Ever yours faithfully,
T.H. Huxley.
CHAPTER 1.13.
1859.
[In November 1859 the “Origin of Species” was published, and a new direction was given to Huxley’s activities. Ever since Darwin and Wallace had made their joint communication to the Linnean Society in the preceding July, expectation had been rife as to the forthcoming book. Huxley was one of the few privileged to learn Darwin’s argument before it was given to the world; but the greatness of the book, mere instalment as it was of the long accumulated mass of notes, almost took him by surprise.
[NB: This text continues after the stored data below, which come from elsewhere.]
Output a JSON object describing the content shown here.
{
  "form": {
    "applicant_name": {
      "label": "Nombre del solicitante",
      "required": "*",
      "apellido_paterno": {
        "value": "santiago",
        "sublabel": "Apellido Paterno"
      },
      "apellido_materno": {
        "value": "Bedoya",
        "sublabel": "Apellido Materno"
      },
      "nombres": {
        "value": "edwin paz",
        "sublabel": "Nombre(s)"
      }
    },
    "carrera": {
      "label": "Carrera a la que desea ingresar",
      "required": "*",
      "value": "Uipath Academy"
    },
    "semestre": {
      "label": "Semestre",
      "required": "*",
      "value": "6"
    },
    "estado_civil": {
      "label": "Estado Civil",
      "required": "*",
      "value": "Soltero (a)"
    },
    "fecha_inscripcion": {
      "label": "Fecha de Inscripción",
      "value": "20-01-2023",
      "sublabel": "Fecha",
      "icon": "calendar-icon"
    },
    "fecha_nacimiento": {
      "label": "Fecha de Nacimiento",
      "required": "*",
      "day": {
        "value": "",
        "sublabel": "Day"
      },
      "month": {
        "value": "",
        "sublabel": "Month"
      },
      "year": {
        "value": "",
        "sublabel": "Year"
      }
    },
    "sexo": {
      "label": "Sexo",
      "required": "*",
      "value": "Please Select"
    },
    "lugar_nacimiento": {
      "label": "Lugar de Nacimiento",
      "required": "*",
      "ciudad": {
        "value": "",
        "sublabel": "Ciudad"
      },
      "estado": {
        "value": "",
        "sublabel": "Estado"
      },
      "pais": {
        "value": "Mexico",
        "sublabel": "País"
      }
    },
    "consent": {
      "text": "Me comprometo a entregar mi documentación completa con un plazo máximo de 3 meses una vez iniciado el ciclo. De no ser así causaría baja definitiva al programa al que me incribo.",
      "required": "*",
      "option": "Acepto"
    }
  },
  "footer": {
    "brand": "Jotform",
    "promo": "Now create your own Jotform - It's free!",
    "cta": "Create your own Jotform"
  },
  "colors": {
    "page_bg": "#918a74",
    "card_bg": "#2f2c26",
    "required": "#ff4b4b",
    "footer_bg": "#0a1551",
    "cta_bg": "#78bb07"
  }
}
Before this time, he had taken up a thoroughly agnostic attitude with regard to the species question, for he could not accept the creational theory, yet sought in vain among the transmutationists for any cause adequate to produce transmutation. He had had many talks with Darwin, and though ready enough to accept the main point, maintained such a critical attitude on many others, that Darwin was not by any means certain of the effect the published book would produce upon him. Indeed, in his 1857 notebook, I find jotted down under the head of his paper on Pygocephalus (read at the Geological Society),] “anti-progressive confession of faith.” [Darwin was the more anxious, as, when he first put pen to paper, he had fixed in his mind three judges, by whose decision he determined mentally to abide. These three were Lyell, Hooker, and Huxley. If these three came round, partly through the book, partly through their own reflections, he could feel that the subject was safe. “No one,” writes Darwin on November 13, “has read it, except Lyell, with whom I have had much correspondence. Hooker thinks him a complete convert, but he does not seem so in his letters to me; but is evidently deeply interested in the subject.” And again: “I think I told you before that Hooker is a complete convert. If I can convert Huxley I shall be content.” ("Life” volume 2 page 221.)